SEO and Your Content After the Panda Update

Those interested in SEO have always needed to have good, grammatically correct, unique and fresh content.  But that just got a whole lot more important.

Those in the SEO world know of the infamous Panda update that was implemented in Google in February and March of 2011 and we’ve seen evidence of some updates to the update that have trickled through in the months that followed.  The Panda update was a major refinement to how Google looks at content.  Before this update Google was big on looking for duplicate content, spammy and poorly written content, but this update took it a step further to essentially seek out users of content farms.  Some websites, instead of writing their own content would buy content from a content farm company.  This content didn’t fall into any of the criteria they were already looking for as it was well written, grammatically correct, with no spelling errors and was unique enough to avoid the duplicate content issue, but still wrong because it wasn’t their own content.  Most sites that used this type of content didn’t care how trustworthy it was and mainly just wanted an avenue to collect Adsense revenue – not offering a quality, trustworthy website.
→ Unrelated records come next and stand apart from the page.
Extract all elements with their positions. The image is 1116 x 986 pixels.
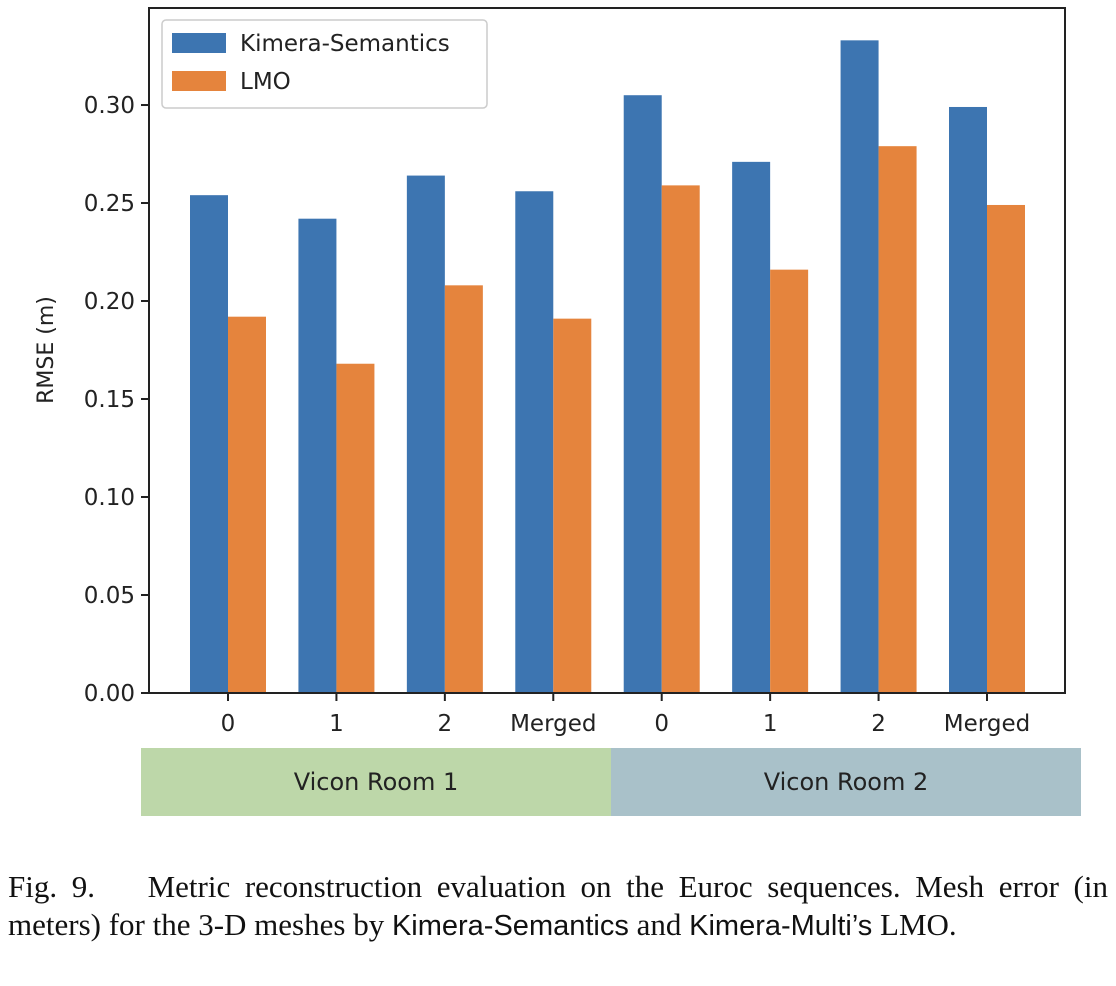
x-tick-label: 0 xyxy=(221,711,236,737)
caption-text-1: Metric reconstruction evaluation on the … xyxy=(8,869,1108,942)
y-tick-label: 0.25 xyxy=(84,191,135,217)
caption-method-kimera-multi: Kimera-Multi’s xyxy=(689,910,873,942)
group-band-vicon-room-1 xyxy=(141,748,611,816)
legend-swatch-kimera-semantics xyxy=(172,33,226,53)
y-tick-label: 0.00 xyxy=(84,681,135,707)
x-tick-label: Merged xyxy=(510,711,596,737)
group-band-vicon-room-2 xyxy=(611,748,1081,816)
legend-swatch-lmo xyxy=(172,71,226,91)
caption-text-2: and xyxy=(636,907,682,942)
bar-lmo-1 xyxy=(336,363,375,693)
y-tick-label: 0.15 xyxy=(84,387,135,413)
y-axis-label: RMSE (m) xyxy=(34,296,59,404)
bar-lmo-3 xyxy=(553,318,592,693)
bar-kimera-semantics-4 xyxy=(623,95,662,693)
plot-frame xyxy=(148,7,1066,694)
y-tick-label: 0.05 xyxy=(84,583,135,609)
bar-kimera-semantics-3 xyxy=(515,191,554,694)
legend-label-kimera-semantics: Kimera-Semantics xyxy=(240,31,450,57)
y-tick-label: 0.20 xyxy=(84,289,135,315)
x-tick-label: 1 xyxy=(763,711,778,737)
bar-kimera-semantics-5 xyxy=(732,161,771,693)
y-axis: 0.00 0.05 0.10 0.15 0.20 0.25 0.30 xyxy=(84,93,149,707)
group-bands: Vicon Room 1 Vicon Room 2 xyxy=(141,748,1081,816)
x-axis: 0 1 2 Merged 0 1 2 Merged xyxy=(221,693,1030,737)
caption-method-kimera-semantics: Kimera-Semantics xyxy=(391,910,629,942)
bar-lmo-2 xyxy=(444,285,483,693)
bars-layer xyxy=(190,40,1025,694)
legend-box xyxy=(161,19,488,109)
bar-kimera-semantics-6 xyxy=(840,40,879,694)
y-tick-label: 0.30 xyxy=(84,93,135,119)
bar-kimera-semantics-7 xyxy=(949,106,987,693)
x-tick-label: Merged xyxy=(944,711,1030,737)
legend: Kimera-Semantics LMO xyxy=(161,19,488,109)
caption-text-3: LMO. xyxy=(880,907,957,942)
group-label-vicon-room-2: Vicon Room 2 xyxy=(764,768,929,796)
bar-kimera-semantics-0 xyxy=(190,195,228,693)
bar-lmo-0 xyxy=(228,316,266,693)
bar-lmo-4 xyxy=(661,185,700,693)
x-tick-label: 1 xyxy=(329,711,344,737)
x-tick-label: 2 xyxy=(438,711,453,737)
legend-label-lmo: LMO xyxy=(240,69,291,95)
bar-lmo-6 xyxy=(878,146,917,693)
y-tick-label: 0.10 xyxy=(84,485,135,511)
bar-chart: 0.00 0.05 0.10 0.15 0.20 0.25 0.30 0 1 2 Merged 0 1… xyxy=(34,7,1081,816)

What happened when the update went through is that it not just affected sites who fit the criteria of content from a content farm, it also hit hard sites with not a lot of content  and sites that had poor content but not poor enough to have their rankings affected before.  As one example we saw was a transportation client who insisted on having a list of areas they served mixed in with their content, which was not the best written content, was enough to not be hurt by Google’s original poor quality score.  I did our best to warn them the content was questionable, but the insisted on leaving it there.  The site was growing in the search engines at a nice consistent rate, but once the update went through, sure enough their site dropped into oblivion.

So the lesson to learn from this?  If SEO is important than you need to invest time in your content.  I recommend the following:

  • Don’t skimp on writing good content.  Take the time to sit down and not while you are multi-tasking or trying to answer phone calls.
  • Be organized. Start by mapping out your pages, from there write the content for each page and also think of what applicable photos can be added to help visually communicate what that content is about.
  • Write a good amount of content.  One 3 sentence paragraph is not enough and sends a clear message that you just don’t care about your website or don’t have much to say about your products or services.
  • Don’t write TOO much content.  No one will site on your site to read a novel.  Find the right balance of saying what you need to say to promote and sell your product and service without rambling on with a full page of written content.
  • Don’t be afraid to hire someone to write for you. Not everyone can write well in their native language and it’s nothing to be ashamed about.  I’m terrible at math and I’m the first one to admit it.  I’m not ashamed of it, it’s just not my strength.   There are copywriters that are affordable and will ensure you have good, well written and thoughtful content, whether they start with your base writing or interview you and write it themselves.

In the end you can’t just write for the search engines.  Make sure your passion about your products and services and all the reasons why someone should pick your company over your competitor are poured on to those pages.  That will give you great content and the visitors and the search engines will love you.